DA GULA E DA LÓGICA POÉTICA
Pedir ao poeta que cumpra rigorosamente as regras gramaticais e os ditames da lógica é o mesmo que exigir aos arquitetos e engenheiros que metam o Rossio na Betesga mas, na verdade, todos nós, os prosaicos, compreendemos essas liberdades poéticas.
Vai daí, a minha amiga Eli O (em sotaque britânico), querendo elogiar-me (o que senti e agradeci), disse, citando Manuel Gusmão, poeta meu desconhecido, que eu tenho «a esperança que não espera». Gostei mas fiquei a pensar…
… e pensei que a esperança é o sentimento de quem acredita na concretização de algo subjectivamente positivo no futuro, ou seja, de algo que só o tempo trará. E como o homem ainda não consegue manipular essa quarta dimensão, o tempo, não esperar pela esperança só pode resultar no seu contrário, o desespero. Mas, para além deste ambiente cartesiano, há outras dimensões em que a expressão pode tropeçar.

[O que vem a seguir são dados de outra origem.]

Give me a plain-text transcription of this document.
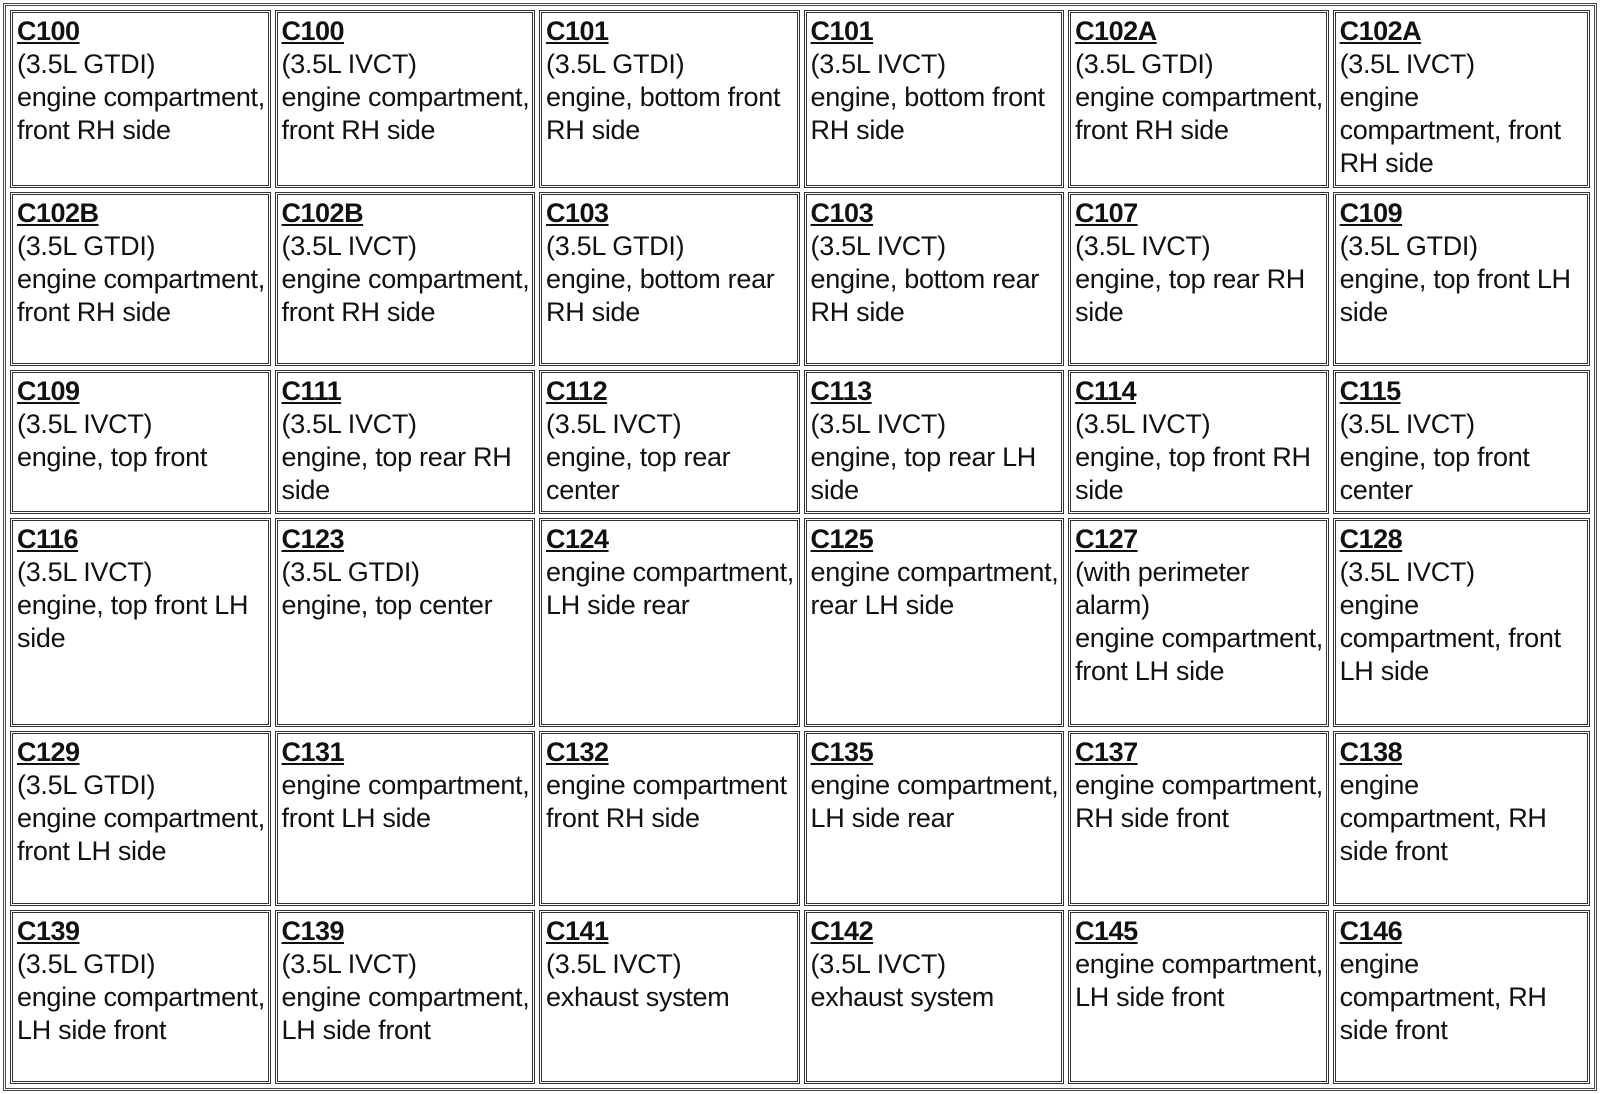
C100
(3.5L GTDI)
engine compartment, front RH side	C100
(3.5L IVCT)
engine compartment, front RH side	C101
(3.5L GTDI)
engine, bottom front RH side	C101
(3.5L IVCT)
engine, bottom front RH side	C102A
(3.5L GTDI)
engine compartment, front RH side	C102A
(3.5L IVCT)
engine compartment, front RH side

C102B
(3.5L GTDI)
engine compartment, front RH side	C102B
(3.5L IVCT)
engine compartment, front RH side	C103
(3.5L GTDI)
engine, bottom rear RH side	C103
(3.5L IVCT)
engine, bottom rear RH side	C107
(3.5L IVCT)
engine, top rear RH side	C109
(3.5L GTDI)
engine, top front LH side

C109
(3.5L IVCT)
engine, top front	C111
(3.5L IVCT)
engine, top rear RH side	C112
(3.5L IVCT)
engine, top rear center	C113
(3.5L IVCT)
engine, top rear LH side	C114
(3.5L IVCT)
engine, top front RH side	C115
(3.5L IVCT)
engine, top front center

C116
(3.5L IVCT)
engine, top front LH side	C123
(3.5L GTDI)
engine, top center	C124
engine compartment, LH side rear	C125
engine compartment, rear LH side	C127
(with perimeter alarm)
engine compartment, front LH side	C128
(3.5L IVCT)
engine compartment, front LH side

C129
(3.5L GTDI)
engine compartment, front LH side	C131
engine compartment, front LH side	C132
engine compartment front RH side	C135
engine compartment, LH side rear	C137
engine compartment, RH side front	C138
engine compartment, RH side front

C139
(3.5L GTDI)
engine compartment, LH side front	C139
(3.5L IVCT)
engine compartment, LH side front	C141
(3.5L IVCT)
exhaust system	C142
(3.5L IVCT)
exhaust system	C145
engine compartment, LH side front	C146
engine compartment, RH side front
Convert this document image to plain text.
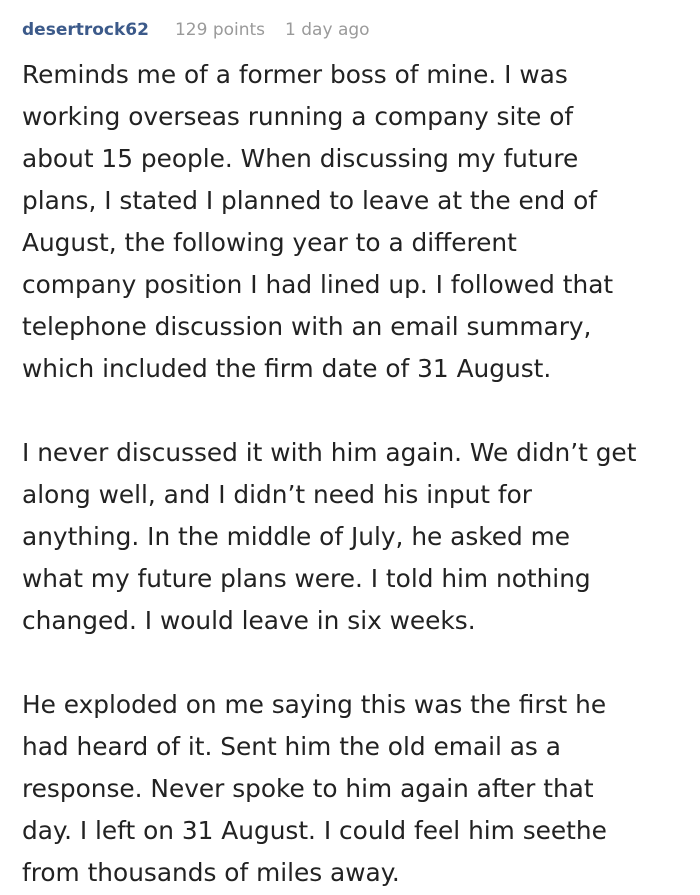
desertrock62 129 points 1 day ago

Reminds me of a former boss of mine. I was
working overseas running a company site of
about 15 people. When discussing my future
plans, I stated I planned to leave at the end of
August, the following year to a different
company position I had lined up. I followed that
telephone discussion with an email summary,
which included the firm date of 31 August.

I never discussed it with him again. We didn’t get
along well, and I didn’t need his input for
anything. In the middle of July, he asked me
what my future plans were. I told him nothing
changed. I would leave in six weeks.

He exploded on me saying this was the first he
had heard of it. Sent him the old email as a
response. Never spoke to him again after that
day. I left on 31 August. I could feel him seethe
from thousands of miles away.
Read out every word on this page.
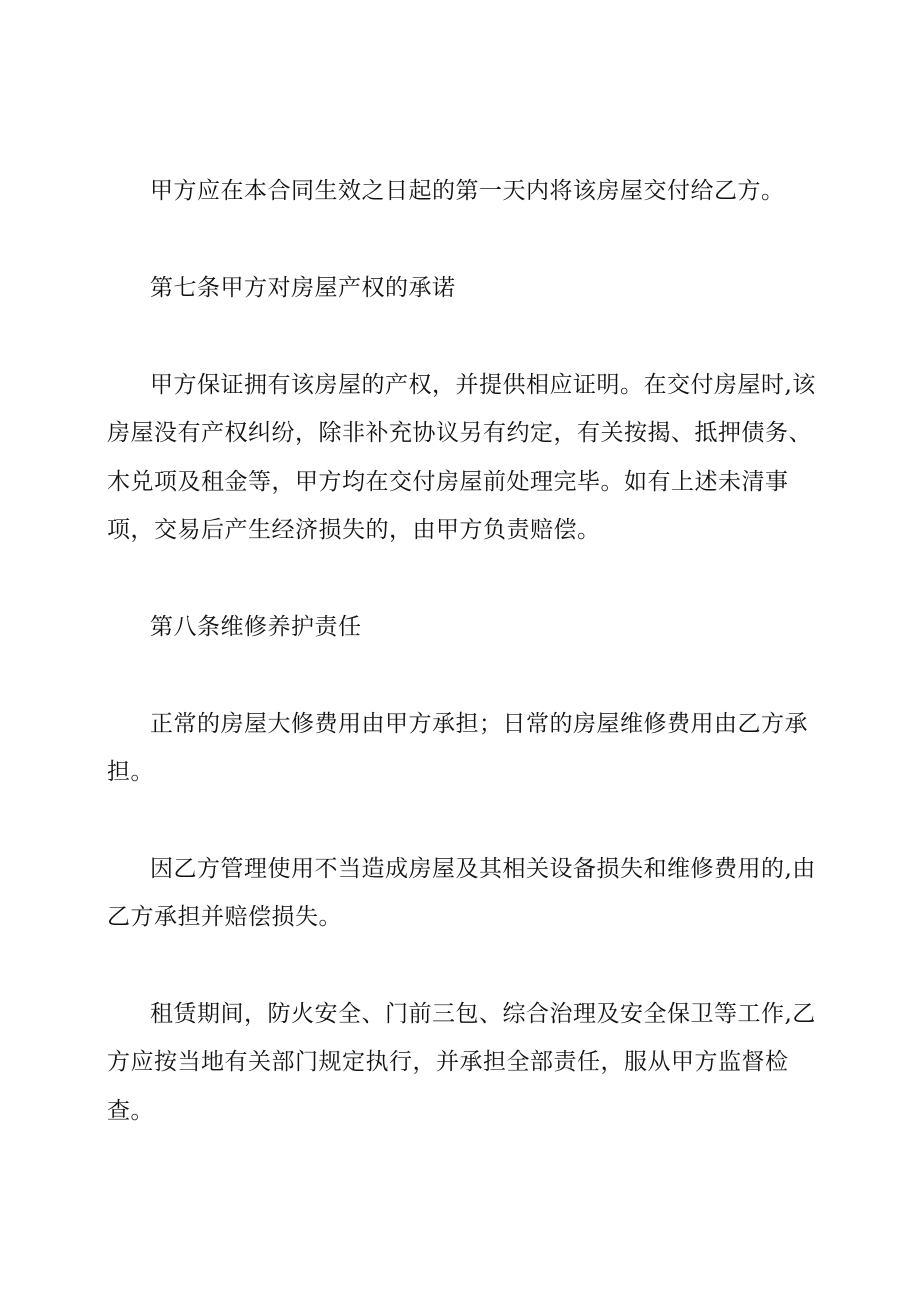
甲方应在本合同生效之日起的第一天内将该房屋交付给乙方。
第七条甲方对房屋产权的承诺
甲方保证拥有该房屋的产权，并提供相应证明。在交付房屋时,该
房屋没有产权纠纷，除非补充协议另有约定，有关按揭、抵押债务、
木兑项及租金等，甲方均在交付房屋前处理完毕。如有上述未清事
项，交易后产生经济损失的，由甲方负责赔偿。
第八条维修养护责任
正常的房屋大修费用由甲方承担；日常的房屋维修费用由乙方承
担。
因乙方管理使用不当造成房屋及其相关设备损失和维修费用的,由
乙方承担并赔偿损失。
租赁期间，防火安全、门前三包、综合治理及安全保卫等工作,乙
方应按当地有关部门规定执行，并承担全部责任，服从甲方监督检
查。
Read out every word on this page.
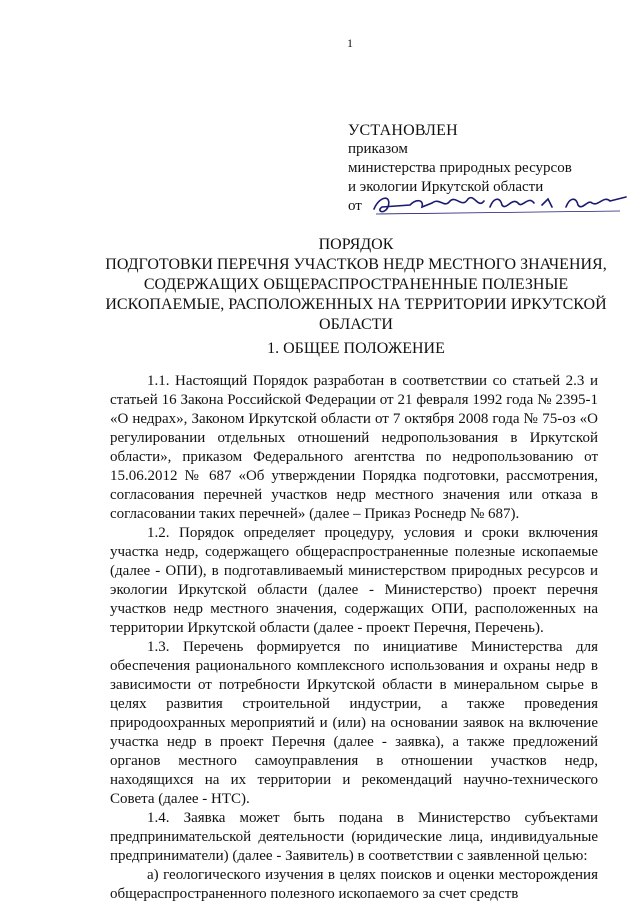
1
УСТАНОВЛЕН
приказом
министерства природных ресурсов
и экологии Иркутской области
от
ПОРЯДОК
ПОДГОТОВКИ ПЕРЕЧНЯ УЧАСТКОВ НЕДР МЕСТНОГО ЗНАЧЕНИЯ,
СОДЕРЖАЩИХ ОБЩЕРАСПРОСТРАНЕННЫЕ ПОЛЕЗНЫЕ
ИСКОПАЕМЫЕ, РАСПОЛОЖЕННЫХ НА ТЕРРИТОРИИ ИРКУТСКОЙ
ОБЛАСТИ
1. ОБЩЕЕ ПОЛОЖЕНИЕ

1.1. Настоящий Порядок разработан в соответствии со статьей 2.3 и статьей 16 Закона Российской Федерации от 21 февраля 1992 года № 2395-1 «О недрах», Законом Иркутской области от 7 октября 2008 года № 75-оз «О регулировании отдельных отношений недропользования в Иркутской области», приказом Федерального агентства по недропользованию от 15.06.2012 № 687 «Об утверждении Порядка подготовки, рассмотрения, согласования перечней участков недр местного значения или отказа в согласовании таких перечней» (далее – Приказ Роснедр № 687).

1.2. Порядок определяет процедуру, условия и сроки включения участка недр, содержащего общераспространенные полезные ископаемые (далее - ОПИ), в подготавливаемый министерством природных ресурсов и экологии Иркутской области (далее - Министерство) проект перечня участков недр местного значения, содержащих ОПИ, расположенных на территории Иркутской области (далее - проект Перечня, Перечень).

1.3. Перечень формируется по инициативе Министерства для обеспечения рационального комплексного использования и охраны недр в зависимости от потребности Иркутской области в минеральном сырье в целях развития строительной индустрии, а также проведения природоохранных мероприятий и (или) на основании заявок на включение участка недр в проект Перечня (далее - заявка), а также предложений органов местного самоуправления в отношении участков недр, находящихся на их территории и рекомендаций научно-технического Совета (далее - НТС).

1.4. Заявка может быть подана в Министерство субъектами предпринимательской деятельности (юридические лица, индивидуальные предприниматели) (далее - Заявитель) в соответствии с заявленной целью:

а) геологического изучения в целях поисков и оценки месторождения общераспространенного полезного ископаемого за счет средств
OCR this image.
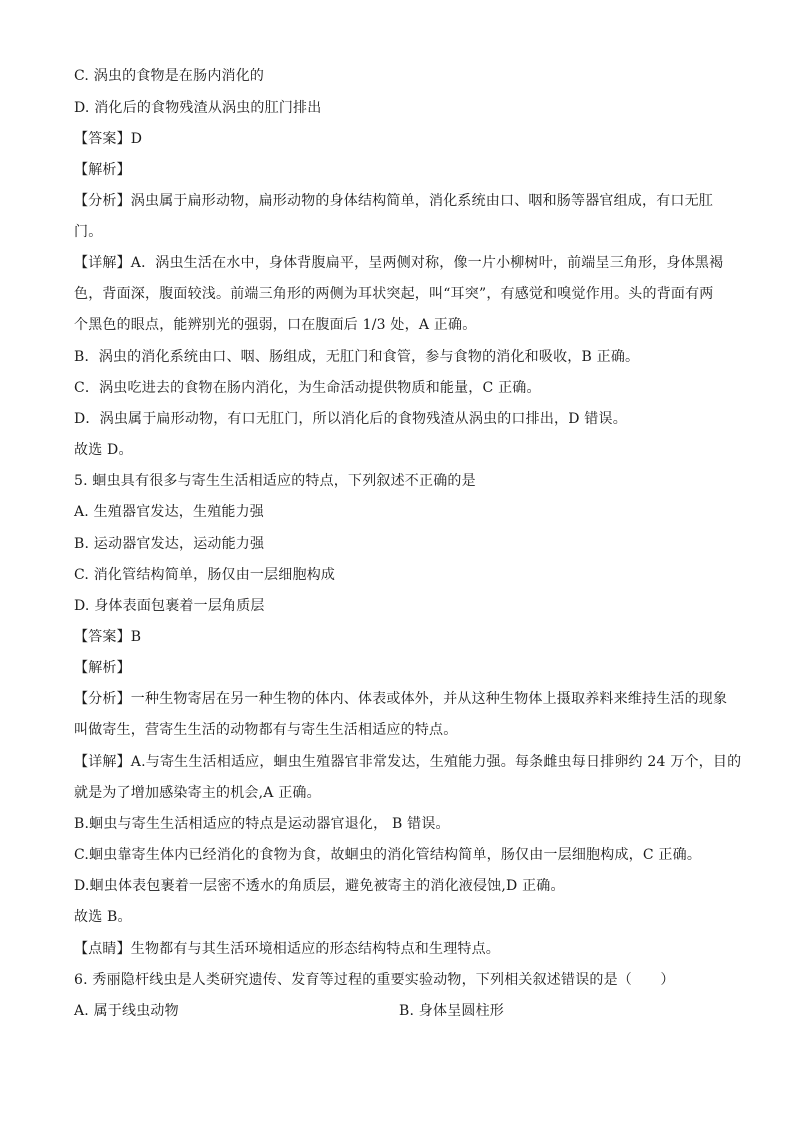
C. 涡虫的食物是在肠内消化的
D. 消化后的食物残渣从涡虫的肛门排出
【答案】D
【解析】
【分析】涡虫属于扁形动物，扁形动物的身体结构简单，消化系统由口、咽和肠等器官组成，有口无肛
门。
【详解】A．涡虫生活在水中，身体背腹扁平，呈两侧对称，像一片小柳树叶，前端呈三角形，身体黑褐
色，背面深，腹面较浅。前端三角形的两侧为耳状突起，叫“耳突”，有感觉和嗅觉作用。头的背面有两
个黑色的眼点，能辨别光的强弱，口在腹面后 1/3 处，A 正确。
B．涡虫的消化系统由口、咽、肠组成，无肛门和食管，参与食物的消化和吸收，B 正确。
C．涡虫吃进去的食物在肠内消化，为生命活动提供物质和能量，C 正确。
D．涡虫属于扁形动物，有口无肛门，所以消化后的食物残渣从涡虫的口排出，D 错误。
故选 D。
5. 蛔虫具有很多与寄生生活相适应的特点，下列叙述不正确的是
A. 生殖器官发达，生殖能力强
B. 运动器官发达，运动能力强
C. 消化管结构简单，肠仅由一层细胞构成
D. 身体表面包裹着一层角质层
【答案】B
【解析】
【分析】一种生物寄居在另一种生物的体内、体表或体外，并从这种生物体上摄取养料来维持生活的现象
叫做寄生，营寄生生活的动物都有与寄生生活相适应的特点。
【详解】A.与寄生生活相适应，蛔虫生殖器官非常发达，生殖能力强。每条雌虫每日排卵约 24 万个，目的
就是为了增加感染寄主的机会,A 正确。
B.蛔虫与寄生生活相适应的特点是运动器官退化， B 错误。
C.蛔虫靠寄生体内已经消化的食物为食，故蛔虫的消化管结构简单，肠仅由一层细胞构成，C 正确。
D.蛔虫体表包裹着一层密不透水的角质层，避免被寄主的消化液侵蚀,D 正确。
故选 B。
【点睛】生物都有与其生活环境相适应的形态结构特点和生理特点。
6. 秀丽隐杆线虫是人类研究遗传、发育等过程的重要实验动物，下列相关叙述错误的是（　　）
A. 属于线虫动物	B. 身体呈圆柱形
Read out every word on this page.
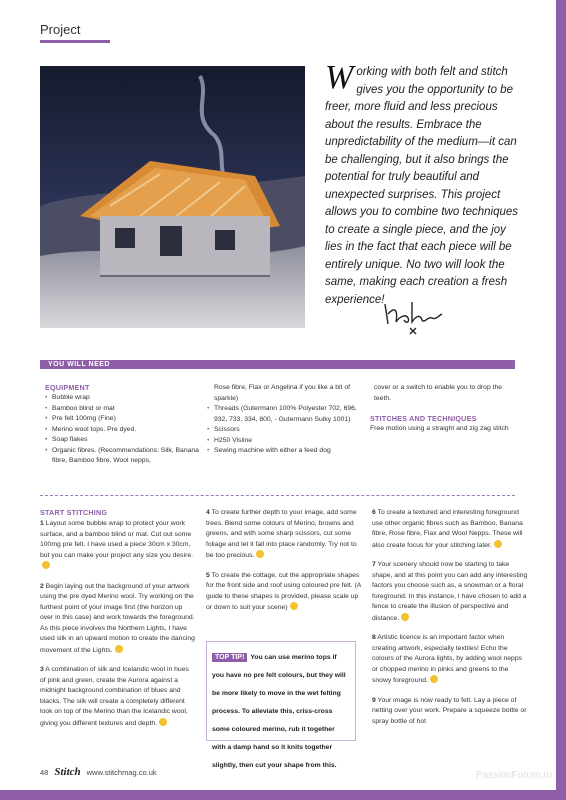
Project

Working with both felt and stitch gives you the opportunity to be freer, more fluid and less precious about the results. Embrace the unpredictability of the medium—it can be challenging, but it also brings the potential for truly beautiful and unexpected surprises. This project allows you to combine two techniques to create a single piece, and the joy lies in the fact that each piece will be entirely unique. No two will look the same, making each creation a fresh experience!

YOU WILL NEED
EQUIPMENT
• Bubble wrap
• Bamboo blind or mat
• Pre felt 100mg (Fine)
• Merino wool tops. Pre dyed.
• Soap flakes
• Organic fibres. (Recommendations: Silk, Banana fibre, Bamboo fibre, Wool nepps,

Rose fibre, Flax or Angelina if you like a bit of sparkle)

• Threads (Gutermann 100% Polyester 702, 696, 932, 733, 334, 800, - Gutermann Sulky 1001)
• Scissors
• H250 Visline
• Sewing machine with either a feed dog

cover or a switch to enable you to drop the teeth.

STITCHES AND TECHNIQUES

Free motion using a straight and zig zag stitch

START STITCHING

1 Layout some bubble wrap to protect your work surface, and a bamboo blind or mat. Cut out some 100mg pre felt. I have used a piece 30cm x 30cm, but you can make your project any size you desire.

2 Begin laying out the background of your artwork using the pre dyed Merino wool. Try working on the furthest point of your image first (the horizon up over in this case) and work towards the foreground. As this piece involves the Northern Lights, I have used silk in an upward motion to create the dancing movement of the Lights.

3 A combination of silk and Icelandic wool in hues of pink and green, create the Aurora against a midnight background combination of blues and blacks. The silk will create a completely different look on top of the Merino than the Icelandic wool, giving you different textures and depth.

4 To create further depth to your image, add some trees. Blend some colours of Merino, browns and greens, and with some sharp scissors, cut some foliage and let it fall into place randomly. Try not to be too precious.

5 To create the cottage, cut the appropriate shapes for the front side and roof using coloured pre felt. (A guide to these shapes is provided, please scale up or down to suit your scene)

TOP TIP! You can use merino tops if you have no pre felt colours, but they will be more likely to move in the wet felting process. To alleviate this, criss-cross some coloured merino, rub it together with a damp hand so it knits together slightly, then cut your shape from this.

6 To create a textured and interesting foreground use other organic fibres such as Bamboo, Banana fibre, Rose fibre, Flax and Wool Nepps. These will also create focus for your stitching later.

7 Your scenery should now be starting to take shape, and at this point you can add any interesting factors you choose such as, a snowman or a floral foreground. In this instance, I have chosen to add a fence to create the illusion of perspective and distance.

8 Artistic licence is an important factor when creating artwork, especially textiles! Echo the colours of the Aurora lights, by adding wool nepps or chopped merino in pinks and greens to the snowy foreground.

9 Your image is now ready to felt. Lay a piece of netting over your work. Prepare a squeeze bottle or spray bottle of hot

48 Stitch www.stitchmag.co.uk	PassionForum.ru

Assim, na perspectiva política, não dar tempo de amadurecimento à esperança significa precipitar os acontecimentos, ou seja, fazer a revolução. E o Estado revolucionário, o oposto ao Estado de Direito, cede sempre à vontade do «caudillo» da revolução, ao seu improviso ou capricho. Eis o fascismo na sua plenitude.
Num registo menos doutrinário, o da culinária, à «esperança que não espera» chama-se gula.